Unauthorised anti-fascist march fills the streets of St Petersburg

(Photo credit: Francesca Visser)

Unauthorised anti-fascist protest takes place in St Petersburg to commemorate the killings of Markelov and Baburova

By Shima Vezvaei & Francesca Visser 

Today, 19 January, an estimated of 250 people walked down Nevsky Prospekt to the Field of Mars in St Petersburg to commemorate the eighth anniversary of the killings of human rights lawyer Stanislav Markelov and journalist Anastasia Baburova.

The march took place for the second year in a row without approval by the St Petersburg city authorities. According to organiser Ivan Ovsyanikov, though a proper request was filed ten days in advance (six days longer than the minimum time required), the city authorities refused to approve the march, claiming that the request was not submitted in time.

“Everyone is welcome at the march, but fascists,” says Ovsyanikov. Even though the march was organised by activists close to the Russian Socialist Movement (Российское социалистическое движение), the march was intended to be a citizens’ gathering with no political agenda other than remembering the departure of Markelov and Baburova in a symbolic way.

“To remember is to fight”

“To remember is to fight and to fight is to remember,” proclaims Ovsyanikov, referring to the distribution of red Chrysanthemums, red ribbons and red candles among participants.

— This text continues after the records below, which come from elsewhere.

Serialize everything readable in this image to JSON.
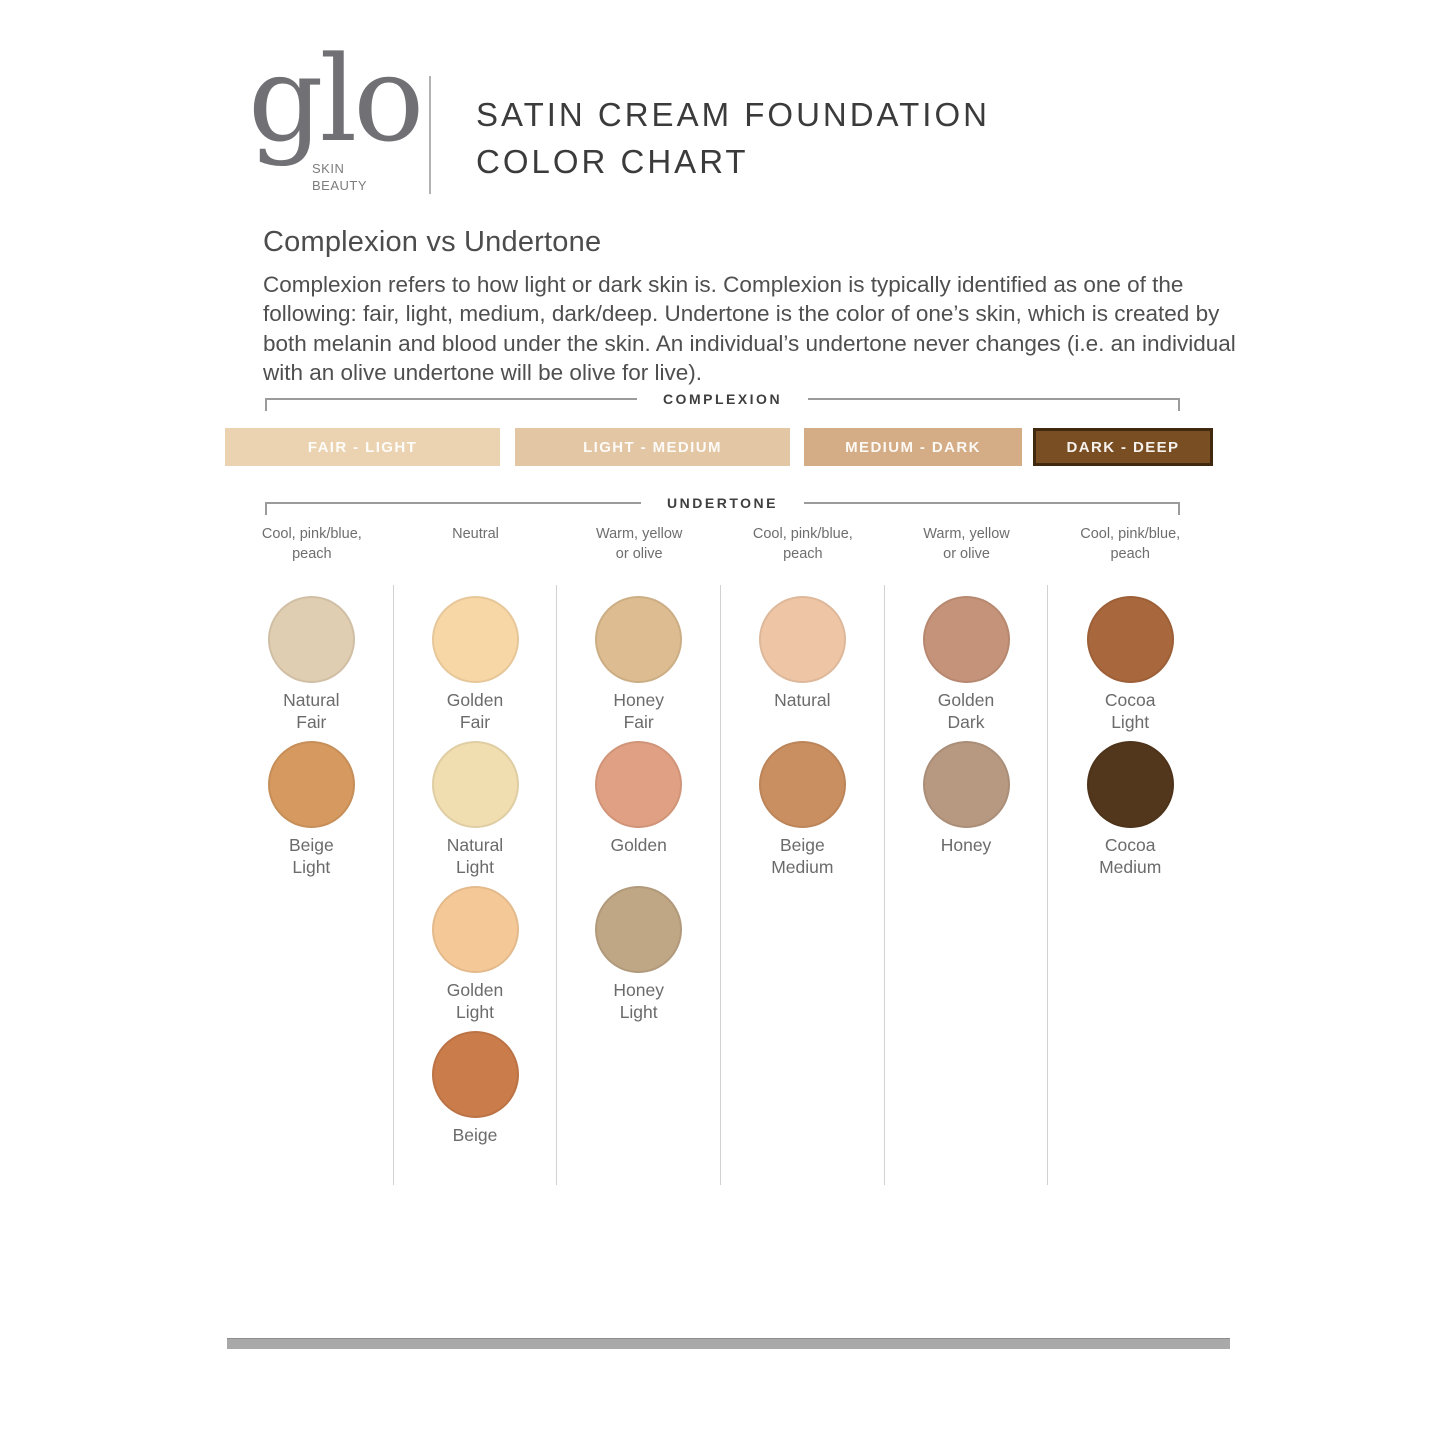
{
  "header": {
    "logo_text": "glo",
    "logo_subtext": "SKIN\nBEAUTY",
    "title_line1": "SATIN CREAM FOUNDATION",
    "title_line2": "COLOR CHART"
  },
  "intro": {
    "heading": "Complexion vs Undertone",
    "body": "Complexion refers to how light or dark skin is. Complexion is typically identified as one of the following: fair, light, medium, dark/deep. Undertone is the color of one’s skin, which is created by both melanin and blood under the skin. An individual’s undertone never changes (i.e. an individual with an olive undertone will be olive for live)."
  },
  "complexion": {
    "label": "COMPLEXION",
    "bars": [
      {
        "label": "FAIR - LIGHT",
        "color": "#ebd3b2"
      },
      {
        "label": "LIGHT - MEDIUM",
        "color": "#e3c6a3"
      },
      {
        "label": "MEDIUM - DARK",
        "color": "#d4ac85"
      },
      {
        "label": "DARK - DEEP",
        "color": "#7a4e23",
        "border": "#40290f"
      }
    ]
  },
  "undertone": {
    "label": "UNDERTONE",
    "columns": [
      {
        "header": "Cool, pink/blue,\npeach",
        "swatches": [
          {
            "name": "Natural\nFair",
            "color": "#e0ceb2"
          },
          {
            "name": "Beige\nLight",
            "color": "#d6995f"
          }
        ]
      },
      {
        "header": "Neutral",
        "swatches": [
          {
            "name": "Golden\nFair",
            "color": "#f8d7a6"
          },
          {
            "name": "Natural\nLight",
            "color": "#f0ddb0"
          },
          {
            "name": "Golden\nLight",
            "color": "#f5c997"
          },
          {
            "name": "Beige",
            "color": "#ca7c4b"
          }
        ]
      },
      {
        "header": "Warm, yellow\nor olive",
        "swatches": [
          {
            "name": "Honey\nFair",
            "color": "#dcbc90"
          },
          {
            "name": "Golden",
            "color": "#e0a083"
          },
          {
            "name": "Honey\nLight",
            "color": "#bfa685"
          }
        ]
      },
      {
        "header": "Cool, pink/blue,\npeach",
        "swatches": [
          {
            "name": "Natural",
            "color": "#eec6a6"
          },
          {
            "name": "Beige\nMedium",
            "color": "#ca8f60"
          }
        ]
      },
      {
        "header": "Warm, yellow\nor olive",
        "swatches": [
          {
            "name": "Golden\nDark",
            "color": "#c59379"
          },
          {
            "name": "Honey",
            "color": "#b79982"
          }
        ]
      },
      {
        "header": "Cool, pink/blue,\npeach",
        "swatches": [
          {
            "name": "Cocoa\nLight",
            "color": "#a8673c"
          },
          {
            "name": "Cocoa\nMedium",
            "color": "#53371d"
          }
        ]
      }
    ]
  }
}
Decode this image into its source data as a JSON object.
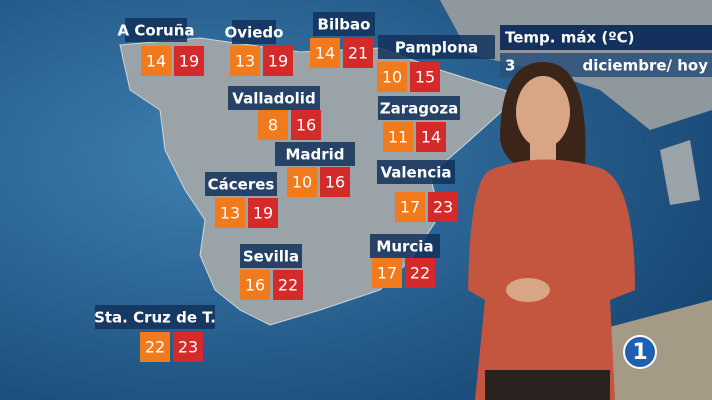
{
  "legend": {
    "title": "Temp. máx (ºC)",
    "date_start": "3",
    "date_end": "diciembre/ hoy"
  },
  "cities": [
    {
      "name": "A Coruña",
      "min": 14,
      "max": 19
    },
    {
      "name": "Oviedo",
      "min": 13,
      "max": 19
    },
    {
      "name": "Bilbao",
      "min": 14,
      "max": 21
    },
    {
      "name": "Pamplona",
      "min": 10,
      "max": 15
    },
    {
      "name": "Valladolid",
      "min": 8,
      "max": 16
    },
    {
      "name": "Zaragoza",
      "min": 11,
      "max": 14
    },
    {
      "name": "Madrid",
      "min": 10,
      "max": 16
    },
    {
      "name": "Cáceres",
      "min": 13,
      "max": 19
    },
    {
      "name": "Valencia",
      "min": 17,
      "max": 23
    },
    {
      "name": "Sevilla",
      "min": 16,
      "max": 22
    },
    {
      "name": "Murcia",
      "min": 17,
      "max": 22
    },
    {
      "name": "Sta. Cruz de T.",
      "min": 22,
      "max": 23
    }
  ],
  "channel_logo": "1"
}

“It’s important to remember the victims of neo-Nazi terror and the killing of our civilians in military adventures of our state in Ukraine or Syria. The situation and what these people were fighting nine years ago has changed, but what hasn’t changed is the threat of fascistic tendencies and the importance of resisting against them. And that’s why you see people from different communities gathering here, from feminists to members of LGBT communities,” says one of the participants, who identified himself as a ‘new-leftist’.

The march started at 6.30pm at Malaya Sadovaya, in the city centre, under strong surveillance by the police and security forces who followed the crowd until the ending point, the eternal fire of the Fields of Mars. Among the participants only one was taken away by the police, because of displaying a banner. “We are not authorised to bring banners so we brought a frame,” says Aleksey, one of the participants whom, together with two other men, decided to impersonate the antithesis of the three wise monkeys. On their chest they attached a sticker with the message “I speak, I see, I hear” to show their willingness to oppose and condemn violence.

Markelov and Baburova: symbols of the fight against ultranationalist violence

Human rights lawyer Stanislav Markelov and trainee reporter Anastasia Baburova were shot dead in Moscow shortly after leaving a press conference called by Markelov to protest against the early release of Yuri Budanov, a Russian officer convicted of atrocities in the Chechen war.

Both Markelov and Baburova were known for their efforts against ultranationalist violence and had previously been threatened for their work. In 2011, two members of the neo-Nazi group Russky Obraz, Nikita Tikhonov and his girlfriend Yevgenia Khasis, were convicted of the killings.

The double murder has become a symbol of ultranationalist violence in Russia. Since the killing in 2009, a march in their memory has been held in Moscow every year followed by St Petersburg and numerous other cities in Europe.